Per un corpus dei papiri bilingui dell’Eneide di Virgilio
Sono noti dieci testimoni di interesse papirologico che recano porzioni del testo dell’ Eneide di Virgilio accompagnato da anonime traduzioni letterali in greco. Tutti i frammenti sono di norma riconducibili a codici papiracei o pergamenacei che presentano il testo del poema scomposto in lemmi e affiancato dalla resa greca, il tutto disposto su due o quattro colonne per pagina. Queste compilazioni, diffuse nella pars Orientis dell’Impero romano tra i IV e VI secoli, erano destinate a ellenofoni interessati all’apprendimento del latino, l’uso del quale fu, se non imposto, almeno incoraggiato dalle riforme dioclezianee come lingua dell’amministrazione civile e militare su tutto il suolo dello stato. Il dominio del greco, usuale in Oriente a partire dall’età ellenistica, fu tuttavia messo solo parzialmente in discussione1.

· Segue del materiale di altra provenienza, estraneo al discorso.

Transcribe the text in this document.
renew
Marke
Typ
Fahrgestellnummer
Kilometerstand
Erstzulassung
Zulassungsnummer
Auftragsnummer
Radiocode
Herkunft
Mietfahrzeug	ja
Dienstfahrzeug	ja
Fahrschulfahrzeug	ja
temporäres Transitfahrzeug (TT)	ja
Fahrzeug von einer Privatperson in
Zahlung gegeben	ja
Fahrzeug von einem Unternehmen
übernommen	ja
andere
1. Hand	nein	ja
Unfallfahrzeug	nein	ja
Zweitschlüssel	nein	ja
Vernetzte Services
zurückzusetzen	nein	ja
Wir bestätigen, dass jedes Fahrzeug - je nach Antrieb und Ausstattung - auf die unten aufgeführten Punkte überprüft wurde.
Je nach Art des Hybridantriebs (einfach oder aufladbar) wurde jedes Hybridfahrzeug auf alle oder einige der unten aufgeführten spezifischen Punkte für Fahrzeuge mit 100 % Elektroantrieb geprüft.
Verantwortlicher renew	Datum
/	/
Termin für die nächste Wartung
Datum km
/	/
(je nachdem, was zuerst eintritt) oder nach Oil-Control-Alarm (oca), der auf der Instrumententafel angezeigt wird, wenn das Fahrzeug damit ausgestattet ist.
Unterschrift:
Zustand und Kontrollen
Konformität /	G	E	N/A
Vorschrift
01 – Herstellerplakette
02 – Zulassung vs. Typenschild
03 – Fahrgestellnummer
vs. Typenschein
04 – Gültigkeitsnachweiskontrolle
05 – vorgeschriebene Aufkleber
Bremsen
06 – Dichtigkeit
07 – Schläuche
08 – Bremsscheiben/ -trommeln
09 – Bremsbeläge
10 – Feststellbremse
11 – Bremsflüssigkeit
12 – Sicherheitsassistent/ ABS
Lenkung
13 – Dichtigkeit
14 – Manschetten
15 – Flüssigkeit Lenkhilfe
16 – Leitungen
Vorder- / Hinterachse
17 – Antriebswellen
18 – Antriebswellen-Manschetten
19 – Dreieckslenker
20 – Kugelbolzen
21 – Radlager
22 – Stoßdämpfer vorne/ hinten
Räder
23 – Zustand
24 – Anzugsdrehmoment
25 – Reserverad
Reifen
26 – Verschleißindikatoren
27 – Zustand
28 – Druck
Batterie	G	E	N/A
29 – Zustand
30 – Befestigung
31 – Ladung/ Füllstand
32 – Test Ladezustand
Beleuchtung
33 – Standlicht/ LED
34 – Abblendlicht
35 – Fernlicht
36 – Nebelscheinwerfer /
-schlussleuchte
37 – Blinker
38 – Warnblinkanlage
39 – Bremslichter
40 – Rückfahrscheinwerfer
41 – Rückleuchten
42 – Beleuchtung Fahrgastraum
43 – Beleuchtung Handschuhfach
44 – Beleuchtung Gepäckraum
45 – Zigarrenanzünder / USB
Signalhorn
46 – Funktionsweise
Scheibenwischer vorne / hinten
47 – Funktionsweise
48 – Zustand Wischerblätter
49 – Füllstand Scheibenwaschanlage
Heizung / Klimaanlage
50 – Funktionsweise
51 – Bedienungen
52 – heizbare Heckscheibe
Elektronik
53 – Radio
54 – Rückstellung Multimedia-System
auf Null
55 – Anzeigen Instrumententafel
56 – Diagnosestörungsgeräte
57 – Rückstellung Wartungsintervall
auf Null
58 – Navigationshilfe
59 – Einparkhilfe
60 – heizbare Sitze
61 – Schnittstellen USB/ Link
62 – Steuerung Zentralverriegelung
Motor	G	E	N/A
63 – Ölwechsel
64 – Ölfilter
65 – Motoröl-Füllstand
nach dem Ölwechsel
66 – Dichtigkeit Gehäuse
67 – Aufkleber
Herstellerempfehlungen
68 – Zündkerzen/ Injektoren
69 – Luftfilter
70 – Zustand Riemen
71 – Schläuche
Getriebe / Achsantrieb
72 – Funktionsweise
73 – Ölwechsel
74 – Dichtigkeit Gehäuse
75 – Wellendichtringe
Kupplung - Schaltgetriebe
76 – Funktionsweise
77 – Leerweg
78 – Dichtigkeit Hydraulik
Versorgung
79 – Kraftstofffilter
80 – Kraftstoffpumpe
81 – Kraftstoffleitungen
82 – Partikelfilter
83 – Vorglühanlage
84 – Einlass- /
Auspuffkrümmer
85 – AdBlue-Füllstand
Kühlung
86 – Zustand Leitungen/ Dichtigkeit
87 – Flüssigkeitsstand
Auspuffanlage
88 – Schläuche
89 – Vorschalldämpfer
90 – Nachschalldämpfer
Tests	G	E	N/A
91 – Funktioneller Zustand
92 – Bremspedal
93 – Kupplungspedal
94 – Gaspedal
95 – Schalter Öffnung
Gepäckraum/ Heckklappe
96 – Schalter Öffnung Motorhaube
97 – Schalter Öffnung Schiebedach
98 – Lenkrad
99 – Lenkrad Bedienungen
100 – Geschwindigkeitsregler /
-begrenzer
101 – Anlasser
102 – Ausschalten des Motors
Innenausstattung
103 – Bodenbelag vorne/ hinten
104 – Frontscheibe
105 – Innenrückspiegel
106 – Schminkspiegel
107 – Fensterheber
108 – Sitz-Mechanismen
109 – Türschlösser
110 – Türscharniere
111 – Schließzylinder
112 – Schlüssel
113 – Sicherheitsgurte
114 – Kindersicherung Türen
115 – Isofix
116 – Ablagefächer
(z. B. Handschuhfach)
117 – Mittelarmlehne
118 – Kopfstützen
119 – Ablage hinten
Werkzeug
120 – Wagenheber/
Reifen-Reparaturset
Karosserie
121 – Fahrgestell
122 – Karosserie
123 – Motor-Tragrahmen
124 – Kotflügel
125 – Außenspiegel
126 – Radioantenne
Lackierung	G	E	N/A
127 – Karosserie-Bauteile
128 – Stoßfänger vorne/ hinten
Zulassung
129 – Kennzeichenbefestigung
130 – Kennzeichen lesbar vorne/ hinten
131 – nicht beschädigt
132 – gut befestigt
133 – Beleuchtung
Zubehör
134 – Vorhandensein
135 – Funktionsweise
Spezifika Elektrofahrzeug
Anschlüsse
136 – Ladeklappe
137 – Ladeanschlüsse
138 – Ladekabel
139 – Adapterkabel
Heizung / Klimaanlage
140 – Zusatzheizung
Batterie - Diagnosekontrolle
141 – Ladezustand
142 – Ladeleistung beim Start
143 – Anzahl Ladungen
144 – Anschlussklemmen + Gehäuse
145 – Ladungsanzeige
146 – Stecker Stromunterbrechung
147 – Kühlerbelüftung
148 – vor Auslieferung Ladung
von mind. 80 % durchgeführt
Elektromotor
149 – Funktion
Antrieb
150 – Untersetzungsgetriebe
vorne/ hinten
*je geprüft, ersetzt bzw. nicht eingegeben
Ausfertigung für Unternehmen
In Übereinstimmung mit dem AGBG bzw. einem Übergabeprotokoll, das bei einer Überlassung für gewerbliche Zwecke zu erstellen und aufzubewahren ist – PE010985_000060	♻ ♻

Per quanto è dato ricostruire dai frammenti superstiti, le edizioni bilingui dell’Eneide offrivano il testo integrale dei primi tre libri, presentando del quarto e del quinto solo una scelta di lemmi. Se si ammette che l’uso del glossario, da parte del lettore, fosse di regola parallelo a quello di una normale edizione latina del poema, è verosimile ritenere che una traduzione integrale di tutti i libri non fosse necessaria al discente che, procedendo con la lettura, doveva acquisire familiarità sempre maggiore con la lingua latina, fino a poter fare a meno della versione greca2. In tutti i casi, tali traduzioni erano di valore molto modesto ed erano basate su un numero limitato di corrispondenze attestate nella coeva tradizione glossografica3 ; esse non aspiravano a eguagliare il livello letterario dell’opera originale ed è pressoché inammissibile ritenere che fossero fruibili, persino per un lettore ellenofono, come testi continui indipendenti dal modello latino, a causa delle asprezze grammaticali e sintattiche prodotte dalla resa letterale4.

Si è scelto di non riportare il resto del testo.